Madam Ayokor Botchwey said the international community was currently at an important crossroads in history.
She said the economic, social, and humanitarian crises resulting from the COVID-19 pandemic was a poignant reminder of the need for the UN Member States to agree on the defining elements of their shared sovereignty, collective security, global solidarity, and global concerns.
She said Ghana shared the view that this was the moment to energize and deepen international cooperation to ensure that we recover together and rebuild better.
“Indeed, theme adopted for the 75th Anniversary of the UN: “The Future we want, the UN we need: Reaffirming our Collective Commitment to Multilateralism”, is both apt and timely, given the challenges confronting the multilateral system amid the COVID-19 pandemic that has disrupted economic and social activities and fractured global governance structures and systems,” she said.
“Remarkably, since the signing of the Charter, the UN has scored significant successes and has been instrumental in maintaining international peace and security, promoting human rights and fundamental freedoms, respect for international law, and in advancing socio-economic development for all.”
The Minister acknowledged the strength of the Organisation, in not only facilitating political independence of several countries in Africa in the late 1950s and 1960s but also rendering critical responses to various humanitarian crises, pandemics, and other global health needs.
“There is no gainsaying that the fundamental principles of the UN have stood the test of time and remain relevant in tacking contemporary global challenges,” she said.
“However, we remain challenged by existing and emerging threats, including complex and protracted conflicts, terrorism, cybersecurity threats, climate change, shrinking biodiversity, financing sustainable development, and bridging the digital divide”.

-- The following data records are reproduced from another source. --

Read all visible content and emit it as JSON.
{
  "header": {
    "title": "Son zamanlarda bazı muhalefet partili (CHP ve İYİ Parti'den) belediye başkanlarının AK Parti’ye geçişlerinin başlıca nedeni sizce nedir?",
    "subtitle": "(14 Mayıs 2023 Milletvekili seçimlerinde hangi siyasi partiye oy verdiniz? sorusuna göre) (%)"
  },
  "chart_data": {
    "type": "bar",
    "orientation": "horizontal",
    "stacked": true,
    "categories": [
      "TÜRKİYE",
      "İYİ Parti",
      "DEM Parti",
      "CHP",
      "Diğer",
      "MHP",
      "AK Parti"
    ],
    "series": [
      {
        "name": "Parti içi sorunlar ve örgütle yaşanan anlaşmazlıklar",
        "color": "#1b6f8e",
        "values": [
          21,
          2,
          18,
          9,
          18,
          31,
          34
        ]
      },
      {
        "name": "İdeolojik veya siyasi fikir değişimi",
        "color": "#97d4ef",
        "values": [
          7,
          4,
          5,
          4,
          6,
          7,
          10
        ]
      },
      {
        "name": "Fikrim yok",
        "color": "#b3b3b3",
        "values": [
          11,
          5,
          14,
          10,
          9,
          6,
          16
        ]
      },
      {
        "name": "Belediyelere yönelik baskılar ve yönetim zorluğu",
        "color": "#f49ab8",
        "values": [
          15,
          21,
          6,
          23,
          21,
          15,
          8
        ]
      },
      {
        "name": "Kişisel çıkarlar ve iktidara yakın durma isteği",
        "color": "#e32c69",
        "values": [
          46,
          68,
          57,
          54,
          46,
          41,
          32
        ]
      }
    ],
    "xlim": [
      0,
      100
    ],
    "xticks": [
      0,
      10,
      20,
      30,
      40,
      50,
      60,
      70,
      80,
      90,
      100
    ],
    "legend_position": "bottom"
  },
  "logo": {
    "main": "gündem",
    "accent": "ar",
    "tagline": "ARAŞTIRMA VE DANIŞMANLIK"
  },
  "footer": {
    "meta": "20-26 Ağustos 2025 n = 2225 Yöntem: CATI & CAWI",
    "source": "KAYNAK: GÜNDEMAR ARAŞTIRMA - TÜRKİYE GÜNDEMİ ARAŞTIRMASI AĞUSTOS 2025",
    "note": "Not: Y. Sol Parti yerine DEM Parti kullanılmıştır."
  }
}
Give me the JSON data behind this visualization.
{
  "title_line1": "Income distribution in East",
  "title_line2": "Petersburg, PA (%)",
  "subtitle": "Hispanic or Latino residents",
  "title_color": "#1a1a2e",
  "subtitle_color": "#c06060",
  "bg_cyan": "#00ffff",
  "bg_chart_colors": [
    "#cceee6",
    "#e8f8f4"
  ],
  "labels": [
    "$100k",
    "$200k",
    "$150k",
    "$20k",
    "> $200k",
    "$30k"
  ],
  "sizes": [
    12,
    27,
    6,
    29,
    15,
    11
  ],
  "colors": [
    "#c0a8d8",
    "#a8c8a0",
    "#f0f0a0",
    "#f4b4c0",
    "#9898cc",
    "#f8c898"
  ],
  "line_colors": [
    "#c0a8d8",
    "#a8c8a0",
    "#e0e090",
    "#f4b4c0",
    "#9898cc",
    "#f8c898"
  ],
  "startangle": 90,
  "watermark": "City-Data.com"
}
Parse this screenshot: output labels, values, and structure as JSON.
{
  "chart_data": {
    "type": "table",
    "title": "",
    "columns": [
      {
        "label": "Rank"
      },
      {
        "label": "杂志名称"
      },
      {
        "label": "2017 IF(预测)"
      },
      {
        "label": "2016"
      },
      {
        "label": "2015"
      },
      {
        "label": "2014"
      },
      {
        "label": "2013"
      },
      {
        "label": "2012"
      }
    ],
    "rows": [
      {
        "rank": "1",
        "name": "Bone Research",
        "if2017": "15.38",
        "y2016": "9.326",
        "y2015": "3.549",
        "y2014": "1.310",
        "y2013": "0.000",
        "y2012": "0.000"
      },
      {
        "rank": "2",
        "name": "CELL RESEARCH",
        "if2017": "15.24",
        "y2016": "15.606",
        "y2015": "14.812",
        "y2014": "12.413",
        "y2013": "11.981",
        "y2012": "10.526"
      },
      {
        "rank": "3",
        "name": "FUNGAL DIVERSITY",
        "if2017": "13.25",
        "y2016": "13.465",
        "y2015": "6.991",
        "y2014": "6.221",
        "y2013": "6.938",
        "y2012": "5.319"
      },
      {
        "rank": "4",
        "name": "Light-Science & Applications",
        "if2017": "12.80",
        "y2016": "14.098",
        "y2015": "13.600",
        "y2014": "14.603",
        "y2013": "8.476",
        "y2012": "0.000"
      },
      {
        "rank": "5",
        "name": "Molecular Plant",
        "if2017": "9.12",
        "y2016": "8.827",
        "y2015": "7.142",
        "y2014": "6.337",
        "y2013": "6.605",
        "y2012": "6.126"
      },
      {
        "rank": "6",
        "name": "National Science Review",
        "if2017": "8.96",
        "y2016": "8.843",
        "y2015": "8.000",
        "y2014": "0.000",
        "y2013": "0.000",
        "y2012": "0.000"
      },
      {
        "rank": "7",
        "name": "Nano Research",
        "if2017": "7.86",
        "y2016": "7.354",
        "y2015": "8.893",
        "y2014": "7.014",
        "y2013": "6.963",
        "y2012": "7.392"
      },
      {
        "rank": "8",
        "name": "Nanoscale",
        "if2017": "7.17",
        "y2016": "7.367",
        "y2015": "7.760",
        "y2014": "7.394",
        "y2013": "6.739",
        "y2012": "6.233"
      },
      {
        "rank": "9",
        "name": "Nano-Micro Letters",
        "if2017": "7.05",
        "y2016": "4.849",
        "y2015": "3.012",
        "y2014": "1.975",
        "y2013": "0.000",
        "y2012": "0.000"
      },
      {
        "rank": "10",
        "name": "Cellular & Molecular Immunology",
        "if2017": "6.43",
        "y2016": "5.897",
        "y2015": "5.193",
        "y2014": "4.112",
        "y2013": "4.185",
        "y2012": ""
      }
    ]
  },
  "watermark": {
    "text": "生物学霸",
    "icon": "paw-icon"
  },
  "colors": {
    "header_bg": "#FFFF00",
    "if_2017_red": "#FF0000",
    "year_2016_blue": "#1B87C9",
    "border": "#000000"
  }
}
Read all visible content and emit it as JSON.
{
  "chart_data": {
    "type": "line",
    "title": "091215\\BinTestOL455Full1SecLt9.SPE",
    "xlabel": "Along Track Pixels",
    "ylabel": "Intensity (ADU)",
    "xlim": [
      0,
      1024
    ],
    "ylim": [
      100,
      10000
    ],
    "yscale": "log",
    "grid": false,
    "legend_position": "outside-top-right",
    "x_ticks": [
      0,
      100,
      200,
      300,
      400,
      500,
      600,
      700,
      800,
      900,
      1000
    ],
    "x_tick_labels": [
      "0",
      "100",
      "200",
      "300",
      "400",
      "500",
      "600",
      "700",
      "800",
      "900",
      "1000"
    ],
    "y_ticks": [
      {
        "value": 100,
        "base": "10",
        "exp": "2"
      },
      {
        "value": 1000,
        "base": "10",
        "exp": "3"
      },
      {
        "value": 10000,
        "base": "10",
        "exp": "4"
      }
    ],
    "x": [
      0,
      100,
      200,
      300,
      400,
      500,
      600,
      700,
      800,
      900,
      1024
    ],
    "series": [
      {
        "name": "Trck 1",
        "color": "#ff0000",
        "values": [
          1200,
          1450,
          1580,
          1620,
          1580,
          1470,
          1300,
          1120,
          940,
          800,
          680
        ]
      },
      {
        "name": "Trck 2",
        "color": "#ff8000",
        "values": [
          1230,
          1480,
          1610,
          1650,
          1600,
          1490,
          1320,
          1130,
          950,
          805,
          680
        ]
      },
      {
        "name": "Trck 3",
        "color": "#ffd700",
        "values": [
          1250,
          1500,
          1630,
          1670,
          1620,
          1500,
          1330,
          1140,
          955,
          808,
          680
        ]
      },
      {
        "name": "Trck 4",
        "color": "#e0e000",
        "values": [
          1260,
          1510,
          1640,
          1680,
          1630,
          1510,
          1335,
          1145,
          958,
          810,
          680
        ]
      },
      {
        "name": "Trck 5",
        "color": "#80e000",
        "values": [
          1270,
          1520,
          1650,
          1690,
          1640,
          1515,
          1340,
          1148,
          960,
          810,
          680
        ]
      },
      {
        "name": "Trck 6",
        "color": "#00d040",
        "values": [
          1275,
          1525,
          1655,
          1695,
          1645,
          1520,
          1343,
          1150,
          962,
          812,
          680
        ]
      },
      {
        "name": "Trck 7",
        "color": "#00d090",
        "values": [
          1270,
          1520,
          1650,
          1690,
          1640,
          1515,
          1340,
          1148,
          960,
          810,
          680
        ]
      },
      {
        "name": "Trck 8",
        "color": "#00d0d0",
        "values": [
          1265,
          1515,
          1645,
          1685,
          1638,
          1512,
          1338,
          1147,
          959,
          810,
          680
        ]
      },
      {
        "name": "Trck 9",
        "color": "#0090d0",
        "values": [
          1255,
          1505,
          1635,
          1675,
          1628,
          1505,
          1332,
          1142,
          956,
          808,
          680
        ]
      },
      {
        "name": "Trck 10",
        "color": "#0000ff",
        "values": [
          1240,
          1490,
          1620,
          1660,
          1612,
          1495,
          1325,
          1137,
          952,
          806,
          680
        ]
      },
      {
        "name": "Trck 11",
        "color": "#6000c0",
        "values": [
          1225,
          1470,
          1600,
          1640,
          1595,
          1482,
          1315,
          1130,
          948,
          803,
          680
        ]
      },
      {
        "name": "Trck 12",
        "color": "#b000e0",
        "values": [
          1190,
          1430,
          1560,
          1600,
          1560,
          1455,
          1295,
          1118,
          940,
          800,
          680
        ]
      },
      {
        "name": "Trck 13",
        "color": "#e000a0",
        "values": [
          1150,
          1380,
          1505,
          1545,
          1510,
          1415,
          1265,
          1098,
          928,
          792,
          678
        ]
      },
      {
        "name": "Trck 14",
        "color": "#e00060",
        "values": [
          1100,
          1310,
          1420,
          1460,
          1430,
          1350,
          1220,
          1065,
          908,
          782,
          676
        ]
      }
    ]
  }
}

She said the 75th Anniversary of the UN should, therefore, be a time for sober reflection on the ability of our Organisation to provide solutions to these issues and to make it fit for this 21st Century.
She said Ghana readily welcomes issues raised by The Elders in their report and commends them for the wisdom and perspectives that they offer for global discourse.
Madam Ayorkor Botchwey noted that indeed, Ghana appreciates the contributions of the Eminent Group, which was previously chaired by the seventh Secretary-General of the UN, the late Mr Kofi Annan.
“The future we want can only be realized if Member States demonstrate renewed support for the UN and move away from indifference and cynicism,” the Minister said.
“Ghana remains committed to playing her part in making multilateralism work for all.”